I am running a set of many parallel jobs in slurm (around 1000) and each of these has to be assigned to one CPU. Reading the slurm documentation I found this:
Best Practices, Large Job Counts
Consider putting related work into a single Slurm job with multiple job steps both for performance reasons and ease of management. Each Slurm job can contain a multitude of job steps and the overhead in Slurm for managing job steps is much lower than that of individual jobs.
Job arrays are an efficient mechanism of managing a collection of batch jobs with identical resource requirements. Most Slurm commands can manage job arrays either as individual elements (tasks) or as a single entity (e.g. delete an entire job array in a single command).
This seems to imply that a single job with many job steps (e.g. one batch script with many srun calls, each with the same resources) performs better than a job array.
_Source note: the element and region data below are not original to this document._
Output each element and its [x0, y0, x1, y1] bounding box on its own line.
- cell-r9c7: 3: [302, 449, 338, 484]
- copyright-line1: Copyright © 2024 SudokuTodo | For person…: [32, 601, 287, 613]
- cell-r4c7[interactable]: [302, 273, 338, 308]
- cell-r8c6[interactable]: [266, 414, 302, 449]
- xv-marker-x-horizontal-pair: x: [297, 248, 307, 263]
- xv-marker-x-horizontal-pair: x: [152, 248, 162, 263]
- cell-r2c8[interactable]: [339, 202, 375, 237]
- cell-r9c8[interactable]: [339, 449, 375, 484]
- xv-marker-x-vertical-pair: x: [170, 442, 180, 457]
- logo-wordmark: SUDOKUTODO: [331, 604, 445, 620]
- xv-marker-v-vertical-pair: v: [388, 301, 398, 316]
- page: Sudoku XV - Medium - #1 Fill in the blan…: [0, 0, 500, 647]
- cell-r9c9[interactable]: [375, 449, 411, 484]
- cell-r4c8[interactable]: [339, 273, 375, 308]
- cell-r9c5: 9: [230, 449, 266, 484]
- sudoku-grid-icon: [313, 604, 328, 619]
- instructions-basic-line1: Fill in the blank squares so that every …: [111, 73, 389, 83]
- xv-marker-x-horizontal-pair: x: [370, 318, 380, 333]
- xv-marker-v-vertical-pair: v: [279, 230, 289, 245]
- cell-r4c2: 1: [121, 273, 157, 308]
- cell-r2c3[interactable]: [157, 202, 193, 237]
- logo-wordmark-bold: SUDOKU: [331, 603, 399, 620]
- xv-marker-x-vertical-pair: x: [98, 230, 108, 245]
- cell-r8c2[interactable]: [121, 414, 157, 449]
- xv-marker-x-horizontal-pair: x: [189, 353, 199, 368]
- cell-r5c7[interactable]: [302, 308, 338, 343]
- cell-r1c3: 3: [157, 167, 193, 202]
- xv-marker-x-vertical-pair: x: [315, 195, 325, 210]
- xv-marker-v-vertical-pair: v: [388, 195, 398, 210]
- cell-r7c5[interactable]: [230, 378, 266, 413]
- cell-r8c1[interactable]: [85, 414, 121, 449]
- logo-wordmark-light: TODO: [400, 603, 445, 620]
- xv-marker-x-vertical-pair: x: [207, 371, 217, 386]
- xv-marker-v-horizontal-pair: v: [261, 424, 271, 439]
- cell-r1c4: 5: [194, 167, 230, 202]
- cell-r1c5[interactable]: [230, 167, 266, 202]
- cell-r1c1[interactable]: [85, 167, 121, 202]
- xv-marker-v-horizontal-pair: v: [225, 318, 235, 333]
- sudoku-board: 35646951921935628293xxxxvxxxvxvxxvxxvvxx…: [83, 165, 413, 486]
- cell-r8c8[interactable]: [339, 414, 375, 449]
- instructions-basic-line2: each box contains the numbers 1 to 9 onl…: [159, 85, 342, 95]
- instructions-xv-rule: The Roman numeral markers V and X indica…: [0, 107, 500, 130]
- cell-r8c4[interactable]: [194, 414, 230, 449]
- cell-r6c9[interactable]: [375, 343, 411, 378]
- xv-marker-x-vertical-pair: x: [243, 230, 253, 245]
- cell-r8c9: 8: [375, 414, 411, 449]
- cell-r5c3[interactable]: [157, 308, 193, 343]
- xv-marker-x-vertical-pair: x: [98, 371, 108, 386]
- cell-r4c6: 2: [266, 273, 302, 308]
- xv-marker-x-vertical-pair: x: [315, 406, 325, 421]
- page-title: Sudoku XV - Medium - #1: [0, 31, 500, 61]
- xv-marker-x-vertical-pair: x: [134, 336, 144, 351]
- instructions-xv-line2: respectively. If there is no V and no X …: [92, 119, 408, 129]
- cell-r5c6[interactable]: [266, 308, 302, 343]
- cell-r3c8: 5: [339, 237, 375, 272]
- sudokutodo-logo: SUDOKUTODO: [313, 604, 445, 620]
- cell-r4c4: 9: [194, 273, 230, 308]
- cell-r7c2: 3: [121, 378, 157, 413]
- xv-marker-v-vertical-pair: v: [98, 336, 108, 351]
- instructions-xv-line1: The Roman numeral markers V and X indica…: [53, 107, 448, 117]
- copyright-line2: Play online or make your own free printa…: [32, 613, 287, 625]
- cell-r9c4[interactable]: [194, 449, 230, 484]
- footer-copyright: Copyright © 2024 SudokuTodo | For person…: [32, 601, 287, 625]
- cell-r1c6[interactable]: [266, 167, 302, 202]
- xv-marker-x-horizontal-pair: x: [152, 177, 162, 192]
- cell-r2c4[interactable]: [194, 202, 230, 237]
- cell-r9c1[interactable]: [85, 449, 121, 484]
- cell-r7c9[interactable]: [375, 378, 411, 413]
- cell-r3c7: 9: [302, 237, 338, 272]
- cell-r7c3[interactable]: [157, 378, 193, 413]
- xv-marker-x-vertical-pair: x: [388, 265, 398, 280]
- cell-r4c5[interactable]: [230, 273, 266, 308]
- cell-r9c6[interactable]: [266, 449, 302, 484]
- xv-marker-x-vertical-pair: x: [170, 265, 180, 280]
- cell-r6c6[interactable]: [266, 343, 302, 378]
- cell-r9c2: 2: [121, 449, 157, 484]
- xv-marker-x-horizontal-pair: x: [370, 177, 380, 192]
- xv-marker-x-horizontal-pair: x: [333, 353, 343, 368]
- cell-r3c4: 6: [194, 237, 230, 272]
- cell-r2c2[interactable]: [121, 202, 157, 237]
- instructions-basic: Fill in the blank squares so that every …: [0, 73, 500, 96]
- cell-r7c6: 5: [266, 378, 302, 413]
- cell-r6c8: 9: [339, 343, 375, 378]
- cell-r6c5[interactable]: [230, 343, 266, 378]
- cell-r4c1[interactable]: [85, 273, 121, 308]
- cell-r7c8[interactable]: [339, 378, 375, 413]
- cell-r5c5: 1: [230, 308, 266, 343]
My issue though is that I don't want to block resources for other people; if I run one job with 1000 srun calls the job will block a large number of processors constantly once it starts running, however, if I run a job array with 1000 jobs then those jobs will only use processors if they are available on the queue, which I believe is more flexible.
My question is: Is the overhead of running a job array over job steps significant enough for me to worry about this? Is there any alternative if the overhead is large? How do people usually deal with this sort of situations? I've seen people using GNU parallel with slurm in some circumstances, does it provide any advantage? Is this a possible use case?